Mayo Clinic, Thomas Jefferson transform telehealth and virtual care to redesign the patient experience
Stephen Klasko, MD has shaken things up in his three-year tenure as CEO of Thomas Jefferson University Hospital.
That includes consolidating three organizations into one and injecting a more entrepreneurial spirit to the academic medical – and that has required bringing doctors up to speed on telehealth and virtual care technologies.
“We now require physicians to be telehealth-trained and to do at least one telehealth session per month in order to receive incentives,” Klasko explained. “Doctors need to be involved in redesigning the human experience, like providing mammogram results in just minutes instead of making a woman wait anxiously for four days.”
Thomas Jefferson is among the vanguard of hospital systems re-engineering telehealth and virtual care platforms to improve the patient experience. The Mayo Clinic, Ohio Health, and Hospital Corporation of America are also undertaking similar turn-around initiatives.
Mayo Clinic and HCA: From sprawl to success
Sometimes the zeal to create telehealth programs causes a tangle of competing efforts, as was the experience of Bart Demaerschalk, MD at the Mayo Clinic and Christopher Northam of HCA.
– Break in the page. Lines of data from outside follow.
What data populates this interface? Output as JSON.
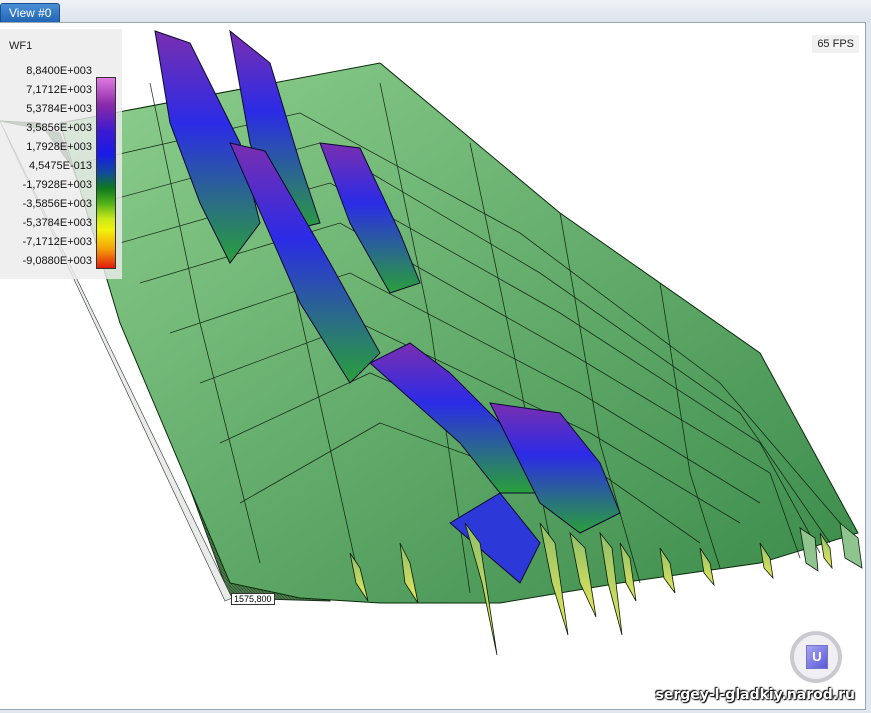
{
  "tab": {
    "label": "View #0"
  },
  "legend": {
    "title": "WF1",
    "labels": [
      "8,8400E+003",
      "7,1712E+003",
      "5,3784E+003",
      "3,5856E+003",
      "1,7928E+003",
      "4,5475E-013",
      "-1,7928E+003",
      "-3,5856E+003",
      "-5,3784E+003",
      "-7,1712E+003",
      "-9,0880E+003"
    ]
  },
  "fps": "65 FPS",
  "coord_label": "1575,800",
  "navcube": {
    "face": "U",
    "icon": "navigation-cube-icon"
  },
  "watermark": "sergey-l-gladkiy.narod.ru",
  "colors": {
    "tab": "#2a6fc0",
    "surface_green": "#6fbf73",
    "surface_blue": "#2a2ae0",
    "surface_purple": "#8a3ab0",
    "base_mesh": "#3f6a3f"
  }
}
“Our departments were developing telehealth programs independently,” said Demaerschalk, medical director of telemedicine services at Mayo. “We now have a consolidated Connected Care program that provides one place to go for expertise in operations, compliance, legal and IT.”
Hospital Corporation of America, likewise, had to reengineer its sprawling telehealth program, which spans 382 sites in 20 states.
“We’ve transitioned from technology-focused telehealth to clinically focused, technology-enabled telehealth,” said Christopher Northam, HCA’s vice president of telehealth. Although telestroke and telebehavioral care are still the pillars of the HCA program, the network has widened to include remote home monitoring, rehab clinics and radiology centers.
HCA also linked the telehealth platform to its Meditech EHR. “Our enterprise data warehouse has over 28 petabytes of data,” said Ryan Richardson, director of HCA’s strategic analytics. “We’re able to cull actionable data from the warehouse, including telehealth volume by physician and service line. And we’re starting to analyze the length of a telehealth encounter with the quality of the outcomes.”
OhioHealth: Telemedicine no longer underutilized
When Chad Miller, MD, realized that many of the cases in OhioHealth’s telestroke program involved non-stroke neurological conditions like seizures and hypertensive emergencies, it became clear the resource was underutilized and ripe for improvement.
“We restructured our virtual health platform to enable clinicians to do remote workups and assess a wide range of neurological conditions,” said Miller, the system medical chief for neurocritical care at OhioHealth. “We were quickly able to reduce our transfer rate to tertiary facilities in half.”
Building on that significant achievement, in fact, OhioHealth plans to do more remote patient monitoring and chronic care management across its 12-hospital network.
Physicians need new skills
Doctors are the key piece to all the telehealth initiatives at HCA, Mayo, OhioHealth and Thomas Jefferson — and succeeding means equipping them with the technological chops to thrive using telemedicine and virtual care tools.
To that end, Klasko said that hospitals cannot afford to choose doctors on criteria like grade point average and, as such, he recommended that hospitals undertake modern behavioral and competency-based interviews.
“Thirty years ago doctors had an excellent grasp of biology, but now they need a new skill set,” Thomas Jefferson’s Klasko said.
Thomas Jefferson, for instance, has partnered with United Airlines to help physicians more effectively use simulators to get them ready for real-world care situations.
“We’re working hard to ensure that tomorrow’s physicians have the skills needed to make telehealth successful: observation, communication and leadership,” Klasko said. “Technology will eventually replace about 80 percent of what doctors now do.”